Teak seems to have been hardly known in Gangetic India in former days. We can find no mention of it in Baber (which however is indexless), and the only mention we can find in the Āīn, is in a list of the weights of a cubic yard of 72 kinds of wood, where the name "Ságaun" has not been recognised as teak by the learned translator (see Blochmann's E.T. i. p. 228).

c. A.D. 80.—"In the innermost part of this Gulf (the Persian) is the Port of Apologos, lying near Pasine Charax and the river Euphrates.

"Sailing past the mouth of the Gulf, after a course of 6 days you reach another port of Persia called Omana. Thither they are wont to despatch from Barygaza, to both these ports of Persia, great vessels with brass, and timbers and beams of teak (ζύλων σαγαλίνων καὶ δοκῶν), and horns and spars of shisham (see [SISSOO]) (σασαμίνων), and of ebony...."—Peripl. Maris Erythr. § 35-36.

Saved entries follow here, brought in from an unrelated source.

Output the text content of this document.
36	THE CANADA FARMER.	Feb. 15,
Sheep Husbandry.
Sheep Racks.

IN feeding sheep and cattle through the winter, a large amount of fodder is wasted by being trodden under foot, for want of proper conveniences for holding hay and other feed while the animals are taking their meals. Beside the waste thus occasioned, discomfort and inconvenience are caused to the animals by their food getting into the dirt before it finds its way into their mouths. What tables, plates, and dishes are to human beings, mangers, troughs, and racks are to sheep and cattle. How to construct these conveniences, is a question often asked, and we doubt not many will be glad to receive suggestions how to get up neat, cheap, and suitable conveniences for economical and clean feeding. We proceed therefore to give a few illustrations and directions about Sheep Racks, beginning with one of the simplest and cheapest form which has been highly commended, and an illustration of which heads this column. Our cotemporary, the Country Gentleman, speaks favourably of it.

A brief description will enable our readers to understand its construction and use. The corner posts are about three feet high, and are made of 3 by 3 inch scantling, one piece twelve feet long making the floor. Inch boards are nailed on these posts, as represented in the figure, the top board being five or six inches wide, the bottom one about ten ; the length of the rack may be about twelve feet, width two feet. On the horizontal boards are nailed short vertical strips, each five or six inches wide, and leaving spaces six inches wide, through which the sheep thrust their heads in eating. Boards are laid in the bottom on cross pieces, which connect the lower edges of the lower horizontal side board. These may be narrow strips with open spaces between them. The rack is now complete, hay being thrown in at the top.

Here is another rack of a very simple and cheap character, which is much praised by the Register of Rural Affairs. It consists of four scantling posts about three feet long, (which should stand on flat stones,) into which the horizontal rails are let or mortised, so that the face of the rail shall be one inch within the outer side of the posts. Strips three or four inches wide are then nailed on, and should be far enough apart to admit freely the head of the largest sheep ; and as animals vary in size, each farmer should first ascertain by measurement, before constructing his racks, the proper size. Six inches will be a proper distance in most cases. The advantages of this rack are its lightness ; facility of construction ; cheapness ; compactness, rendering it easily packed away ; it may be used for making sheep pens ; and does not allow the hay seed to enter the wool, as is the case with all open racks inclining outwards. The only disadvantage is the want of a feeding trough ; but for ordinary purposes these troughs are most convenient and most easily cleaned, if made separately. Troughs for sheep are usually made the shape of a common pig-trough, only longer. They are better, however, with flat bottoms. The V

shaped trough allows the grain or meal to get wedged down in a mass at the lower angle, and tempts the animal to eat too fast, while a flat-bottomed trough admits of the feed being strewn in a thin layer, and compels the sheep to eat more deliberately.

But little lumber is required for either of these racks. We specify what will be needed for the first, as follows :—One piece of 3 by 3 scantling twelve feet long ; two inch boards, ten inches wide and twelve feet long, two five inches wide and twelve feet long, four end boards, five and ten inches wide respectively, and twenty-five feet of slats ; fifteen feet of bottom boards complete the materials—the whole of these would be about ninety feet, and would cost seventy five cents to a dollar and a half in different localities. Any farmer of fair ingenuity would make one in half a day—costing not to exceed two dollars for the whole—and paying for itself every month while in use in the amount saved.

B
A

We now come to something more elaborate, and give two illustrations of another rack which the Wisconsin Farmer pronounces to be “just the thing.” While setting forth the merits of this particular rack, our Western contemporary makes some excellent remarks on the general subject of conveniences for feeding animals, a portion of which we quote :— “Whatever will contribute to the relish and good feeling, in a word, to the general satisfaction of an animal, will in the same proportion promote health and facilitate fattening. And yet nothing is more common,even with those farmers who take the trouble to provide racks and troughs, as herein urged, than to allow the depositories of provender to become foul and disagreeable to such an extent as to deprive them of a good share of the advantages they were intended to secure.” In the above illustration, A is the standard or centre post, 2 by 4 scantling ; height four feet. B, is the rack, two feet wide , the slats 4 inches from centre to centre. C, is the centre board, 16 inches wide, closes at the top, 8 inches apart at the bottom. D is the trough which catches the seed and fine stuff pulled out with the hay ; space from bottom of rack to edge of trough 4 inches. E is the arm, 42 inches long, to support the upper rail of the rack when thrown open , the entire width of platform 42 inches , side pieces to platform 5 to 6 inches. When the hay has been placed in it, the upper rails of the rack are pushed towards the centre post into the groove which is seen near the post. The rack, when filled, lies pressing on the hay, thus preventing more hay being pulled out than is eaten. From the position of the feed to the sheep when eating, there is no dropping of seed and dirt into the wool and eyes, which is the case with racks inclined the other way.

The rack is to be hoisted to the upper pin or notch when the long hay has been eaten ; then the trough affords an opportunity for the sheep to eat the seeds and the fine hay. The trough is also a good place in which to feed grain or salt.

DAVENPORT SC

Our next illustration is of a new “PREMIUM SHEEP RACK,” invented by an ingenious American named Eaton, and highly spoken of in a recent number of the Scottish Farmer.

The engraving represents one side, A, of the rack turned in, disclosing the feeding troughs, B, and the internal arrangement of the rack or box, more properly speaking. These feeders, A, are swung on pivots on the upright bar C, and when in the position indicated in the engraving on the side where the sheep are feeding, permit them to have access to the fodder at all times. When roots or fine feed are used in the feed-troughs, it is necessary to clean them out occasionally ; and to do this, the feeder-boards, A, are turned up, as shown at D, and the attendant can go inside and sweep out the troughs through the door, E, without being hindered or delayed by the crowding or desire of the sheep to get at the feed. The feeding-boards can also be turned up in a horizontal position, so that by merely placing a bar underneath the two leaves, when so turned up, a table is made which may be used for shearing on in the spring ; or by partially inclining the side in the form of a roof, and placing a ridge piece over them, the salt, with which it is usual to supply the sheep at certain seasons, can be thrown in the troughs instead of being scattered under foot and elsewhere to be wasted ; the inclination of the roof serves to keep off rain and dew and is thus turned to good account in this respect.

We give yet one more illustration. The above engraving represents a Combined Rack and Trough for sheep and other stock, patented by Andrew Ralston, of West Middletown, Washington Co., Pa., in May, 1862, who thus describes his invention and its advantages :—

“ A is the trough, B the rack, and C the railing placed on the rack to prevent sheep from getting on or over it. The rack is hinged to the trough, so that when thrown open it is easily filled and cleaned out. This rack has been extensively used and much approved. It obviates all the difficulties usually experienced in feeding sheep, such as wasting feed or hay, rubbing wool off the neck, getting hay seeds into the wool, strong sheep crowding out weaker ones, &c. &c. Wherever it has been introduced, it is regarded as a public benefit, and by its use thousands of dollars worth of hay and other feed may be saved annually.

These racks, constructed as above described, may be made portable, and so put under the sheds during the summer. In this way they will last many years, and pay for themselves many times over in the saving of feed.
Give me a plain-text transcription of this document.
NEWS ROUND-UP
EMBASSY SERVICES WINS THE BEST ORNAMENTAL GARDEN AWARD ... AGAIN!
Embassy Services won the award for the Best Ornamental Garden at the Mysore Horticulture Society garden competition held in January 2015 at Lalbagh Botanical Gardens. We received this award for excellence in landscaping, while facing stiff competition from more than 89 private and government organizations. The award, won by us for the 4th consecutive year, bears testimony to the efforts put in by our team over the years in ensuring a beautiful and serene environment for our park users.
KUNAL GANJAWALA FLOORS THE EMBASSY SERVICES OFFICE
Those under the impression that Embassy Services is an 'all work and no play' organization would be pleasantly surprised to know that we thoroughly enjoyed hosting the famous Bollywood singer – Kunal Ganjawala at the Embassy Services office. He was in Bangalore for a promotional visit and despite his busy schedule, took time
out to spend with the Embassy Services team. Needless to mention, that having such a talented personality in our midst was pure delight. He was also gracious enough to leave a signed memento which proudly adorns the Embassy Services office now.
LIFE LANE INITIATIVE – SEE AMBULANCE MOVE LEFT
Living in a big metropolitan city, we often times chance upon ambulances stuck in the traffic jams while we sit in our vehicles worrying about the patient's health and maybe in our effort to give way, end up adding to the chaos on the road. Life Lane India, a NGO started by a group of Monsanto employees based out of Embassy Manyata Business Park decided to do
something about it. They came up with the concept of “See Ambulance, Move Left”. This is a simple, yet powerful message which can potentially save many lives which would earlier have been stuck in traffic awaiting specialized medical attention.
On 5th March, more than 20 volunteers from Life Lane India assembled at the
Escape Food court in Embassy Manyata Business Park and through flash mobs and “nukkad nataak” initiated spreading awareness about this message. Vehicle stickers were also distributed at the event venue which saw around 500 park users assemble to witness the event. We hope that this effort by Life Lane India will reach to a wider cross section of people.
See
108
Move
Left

c. 800.—(under Hārūn al Rashīd) "Faẓl continued his story '... I heard loud wailing from the house of Abdallah ... they told me he had been struck with the judām, that his body was swollen and all black.... I went to Rashīd to tell him, but I had not finished when they came to say Abdallah was dead. Going out at once I ordered them to hasten the obsequies.... I myself said the funeral prayer. As they let down the bier a slip took place, and the bier and earth fell in together; an intolerable stench arose ... a second slip took place. I then called for planks of teak (sāj)...."—Quotation in Maṣ'ūdī, Prairies d'Or, vi. 298-299.

c. 880.—"From Kol to Sindān, where they collect teak-wood (sāj) and cane, 18 farsakhs."—Ibn Khurdādba, in J. As. S. VI. tom. v. 284.